Investors also care about sales growth. Are you showing an upward trend, or did the initial excitement fizzle out?
Sales are meaningless if you aren't making money. Investors also want to see your profit margins both overall and at the individual product level.
They'll also compare your margins against industry standards and their other available investment opportunities. Higher margins generally lead to a better return for investors.
If you have low margins, you'll need to demonstrate a plan for improving them. For early-stage businesses, demonstrating how economies of scale will reduce costs as you grow is usually the answer.
In business, cash is king. A solid five-year plan does you no good if all your employees will walk out if you can't make payroll next week.
Investors view cash in the bank as a sign that you can deal with unexpected problems and capitalize on new opportunities. Free cash flow, the amount of cash that's left after you meet your expenses each period, is a sign of sustainable operations. If you have both, investors won't have to worry that you could go under at any time.
Customer Acquisition Cost
Customer acquisition cost tells how much you have to spend to get one new customer. It's calculated by dividing your marketing spend by your number of new customers. For a fledgling business, this can sometimes be a very large number. For businesses that are most established, this amount can be blended and reduced by repeat and referred customers, who are likely easier to acquire.
Acquisition cost is important because a product that's profitable from a materials and labor standpoint may not actually be profitable if you have trouble getting people to buy it. This problem can occur with super-niche areas where it's hard to spread the word about your product or in hyper-competitive areas where advertising competition is fierce.
As with other measures, your ability to find economies of scale or otherwise lower the cost can be more important than the actual number.
Customer Churn Rates
Coupled with acquisition cost is your churn rate. Once you get customers, can you keep them?
A low churn rate can compensate for a high acquisition cost, and it's often an indicator of less risk for investors if you have steady repeat business. Of course, high churn rates may be the norm in sectors with long purchase cycles and/or heavy competition.
Debt scares investors for two reasons. One is simply that if you go out of business, debt holders get their money back before equity holders have a chance to claim what's left.
The second, and more important, is that debt payments eat up your cash. High debt payments can hinder your ability to meet payroll and other expenses during slow periods. They may also mean you have less cash available to help you handle a sudden surge in orders or an emergency equipment replacement.
One of the most common debt measures is the quick debt ratio — current assets (excluding inventory) divided by current liabilities. A quick ratio of 1 indicates that you can exactly meet your obligations, and the higher it is above that, the more flexibility you have.
Accounts Receivable Turnover
Accounts receivables turnover shows how long it takes you to collect money from customers. This tells investors two important things.

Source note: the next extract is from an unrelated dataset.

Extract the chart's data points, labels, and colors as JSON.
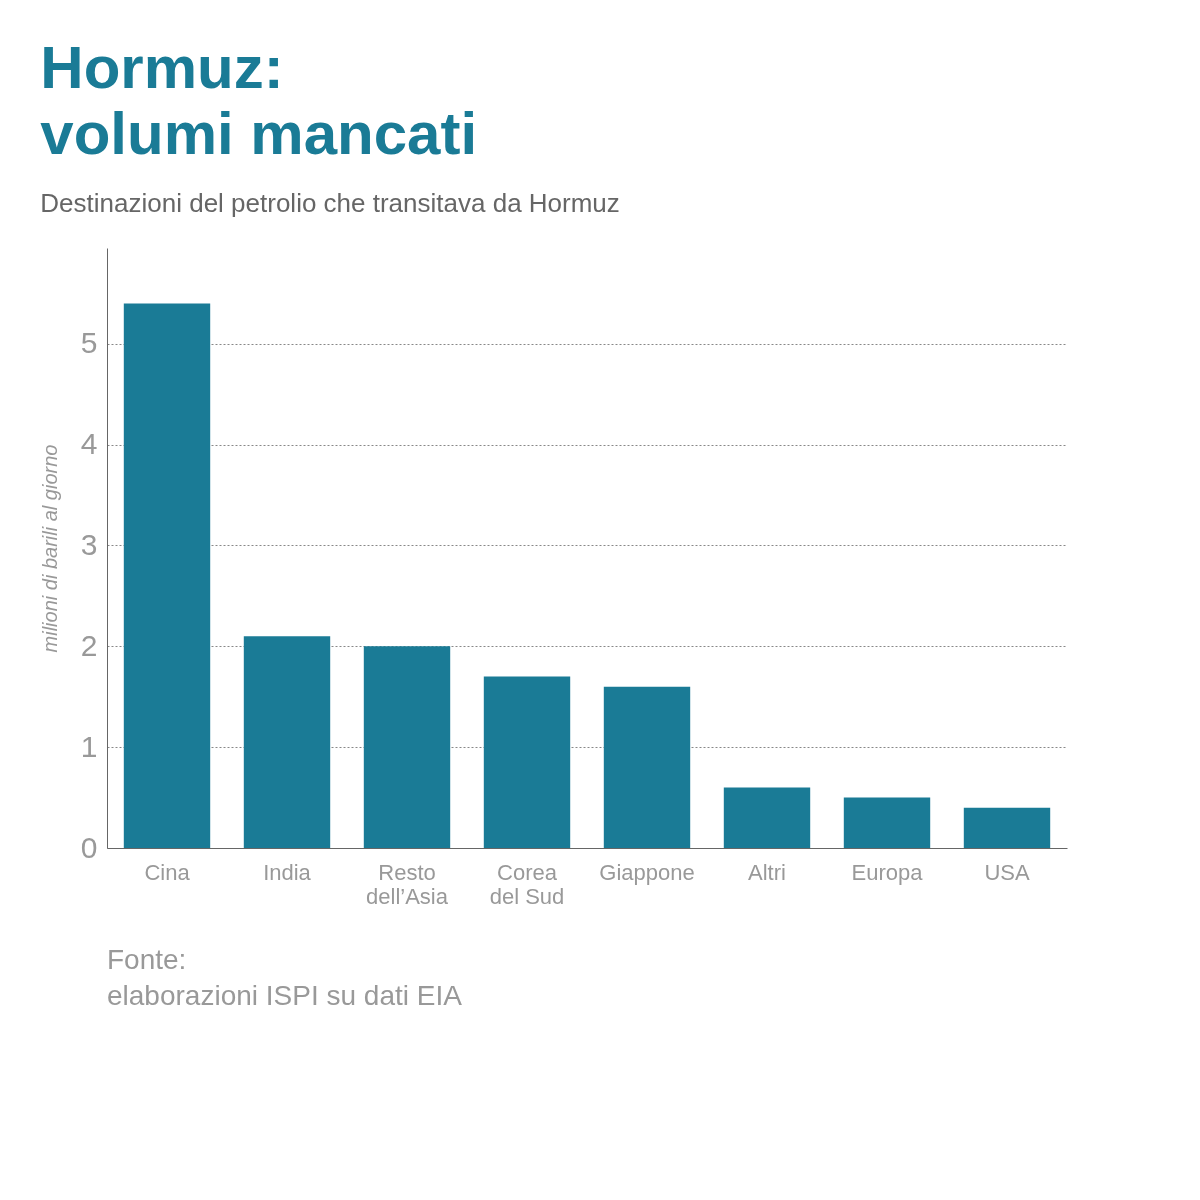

First, are you willing to do what's necessary to make sure you get paid? Many new business owners feel bad asking for money and end up never getting paid. An investor looking for a return doesn't want to work with someone who isn't good at tracking down customer payments.
Second, how stable are your customers? A slow turnover combined with a large percentage of write-offs could indicate that many of your customers don't have financially sound operations. This adds risk to your business model, and investors will want to see an increased return to compensate.

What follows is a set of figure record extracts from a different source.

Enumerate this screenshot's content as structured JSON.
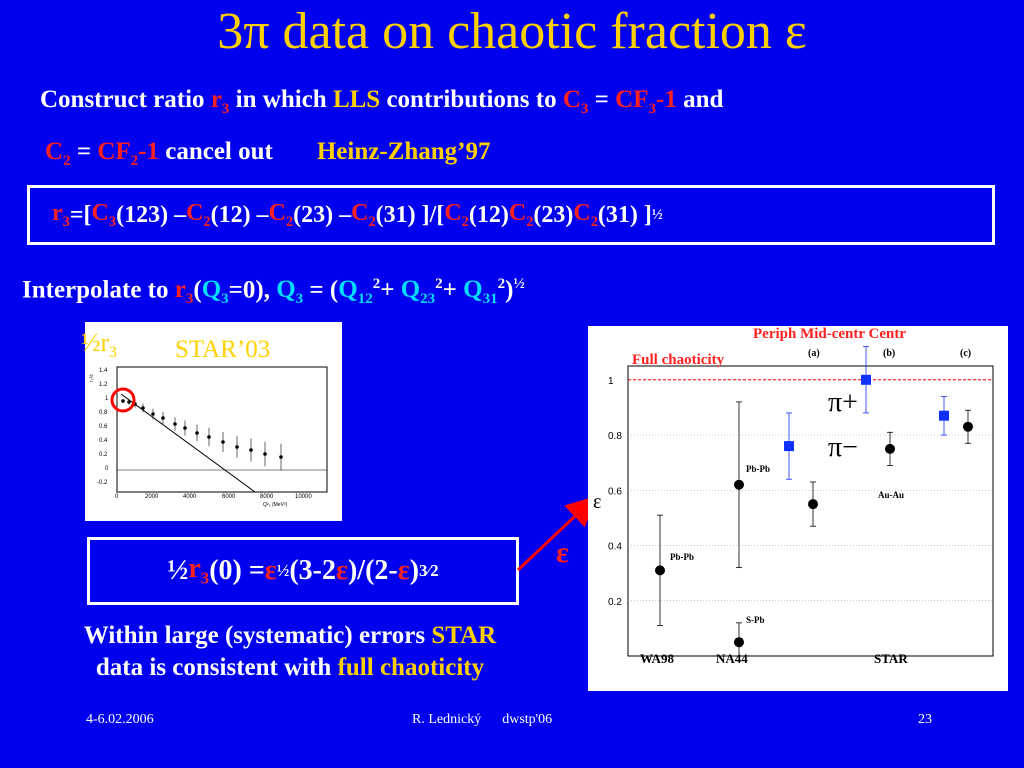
{
  "title": "3π data on chaotic fraction ε",
  "line1": {
    "p1": "Construct ratio ",
    "r3": "r",
    "r3sub": "3",
    "p2": " in which ",
    "lls": "LLS",
    "p3": " contributions  to ",
    "c3": "C",
    "c3sub": "3",
    "eq": " = ",
    "cf3": "CF",
    "cf3sub": "3",
    "m1": "-1",
    "p4": " and"
  },
  "line2": {
    "c2": "C",
    "c2sub": "2",
    "eq": " = ",
    "cf2": "CF",
    "cf2sub": "2",
    "m1": "-1",
    "p1": " cancel out",
    "ref": "Heinz-Zhang’97"
  },
  "formula1": {
    "r3": "r",
    "r3sub": "3",
    "eq": " =[",
    "c": "C",
    "s3": "3",
    "s2": "2",
    "a": "(123) – ",
    "b": "(12) – ",
    "c23": "(23) – ",
    "d": "(31) ]/[",
    "e": "(12) ",
    "f": "(23) ",
    "g": "(31) ]",
    "half": "½"
  },
  "line3": {
    "p1": "Interpolate to ",
    "r": "r",
    "rsub": "3",
    "p2": "(",
    "q": "Q",
    "qsub": "3",
    "p3": "=0),   ",
    "q3": "Q",
    "q3sub": "3",
    "p4": " = (",
    "q12": "Q",
    "q12sub": "12",
    "sq": "2",
    "plus": "+ ",
    "q23sub": "23",
    "q31sub": "31",
    "p5": ")",
    "half": "½"
  },
  "fig_left": {
    "label_half": "½",
    "label_r": "r",
    "label_sub": "3",
    "label_star": "STAR’03",
    "yaxis": "r₃½",
    "xaxis": "Q²₃ (MeV²)",
    "yticks": [
      "1.4",
      "1.2",
      "1",
      "0.8",
      "0.6",
      "0.4",
      "0.2",
      "0",
      "-0.2"
    ],
    "xticks": [
      "0",
      "2000",
      "4000",
      "6000",
      "8000",
      "10000"
    ]
  },
  "chart_data": {
    "type": "scatter",
    "header": "Periph Mid-centr Centr",
    "line_label": "Full chaoticity",
    "ylabel": "ε",
    "ylim": [
      0,
      1.05
    ],
    "yticks": [
      "1",
      "0.8",
      "0.6",
      "0.4",
      "0.2"
    ],
    "panel_labels": [
      "(a)",
      "(b)",
      "(c)"
    ],
    "group_labels": [
      "WA98",
      "NA44",
      "STAR"
    ],
    "annotations": [
      "Pb-Pb",
      "Pb-Pb",
      "S-Pb",
      "Au-Au"
    ],
    "legend": [
      "π+",
      "π−"
    ],
    "series": [
      {
        "name": "π+",
        "points": [
          {
            "x": "STAR periph",
            "y": 0.76,
            "err": 0.12
          },
          {
            "x": "STAR mid",
            "y": 1.0,
            "err": 0.12
          },
          {
            "x": "STAR centr",
            "y": 0.87,
            "err": 0.07
          }
        ]
      },
      {
        "name": "π−",
        "points": [
          {
            "x": "STAR periph",
            "y": 0.55,
            "err": 0.08
          },
          {
            "x": "STAR mid",
            "y": 0.75,
            "err": 0.06
          },
          {
            "x": "STAR centr",
            "y": 0.83,
            "err": 0.06
          }
        ]
      },
      {
        "name": "WA98 Pb-Pb",
        "points": [
          {
            "x": "WA98",
            "y": 0.31,
            "err": 0.2
          }
        ]
      },
      {
        "name": "NA44 Pb-Pb",
        "points": [
          {
            "x": "NA44",
            "y": 0.62,
            "err": 0.3
          }
        ]
      },
      {
        "name": "NA44 S-Pb",
        "points": [
          {
            "x": "NA44",
            "y": 0.05,
            "err": 0.07
          }
        ]
      }
    ]
  },
  "formula2": {
    "half": "½",
    "r": "r",
    "rsub": "3",
    "p1": "(0) =",
    "eps": "ε",
    "h": "½",
    "p2": "(3-2",
    "p3": ")/(2-",
    "p4": ")",
    "exp": "3⁄2"
  },
  "side_eps": "ε",
  "conclusion": {
    "l1a": "Within large (systematic) errors ",
    "star": "STAR",
    "l2a": "data is consistent with ",
    "fc": "full chaoticity"
  },
  "footer": {
    "date": "4-6.02.2006",
    "author": "R. Lednický      dwstp'06",
    "page": "23"
  }
}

Investors accept short-term losses, but they want to see a profit and a return on their investment sooner rather than later. Your break-even point says what is needed to make this happen.
Often, the break-even point is a specific sales target that will cover your expenses and get you to profitability. You may also build on other assumptions, such as economies of scale, improved production efficiency or reduced marketing expenses, as long as you can explain them in a way that's acceptable to investors.
You deserve sweat equity for the hard work it took to get your business running, but many investors will want to see that you've made a financial equity investment as well. If you have money at stake, investors believe that you'll do what it takes to protect it. If you're not at risk of losing financial capital, investors may fear that you'll view them as a blank checkbook and burn through cash without enough focus on protecting their investments.
You can discuss the specific ratios that apply in each category of analysis with your controller services. Even if you're not ready to seek an investment, finding ways to improve can help the overall health of your business.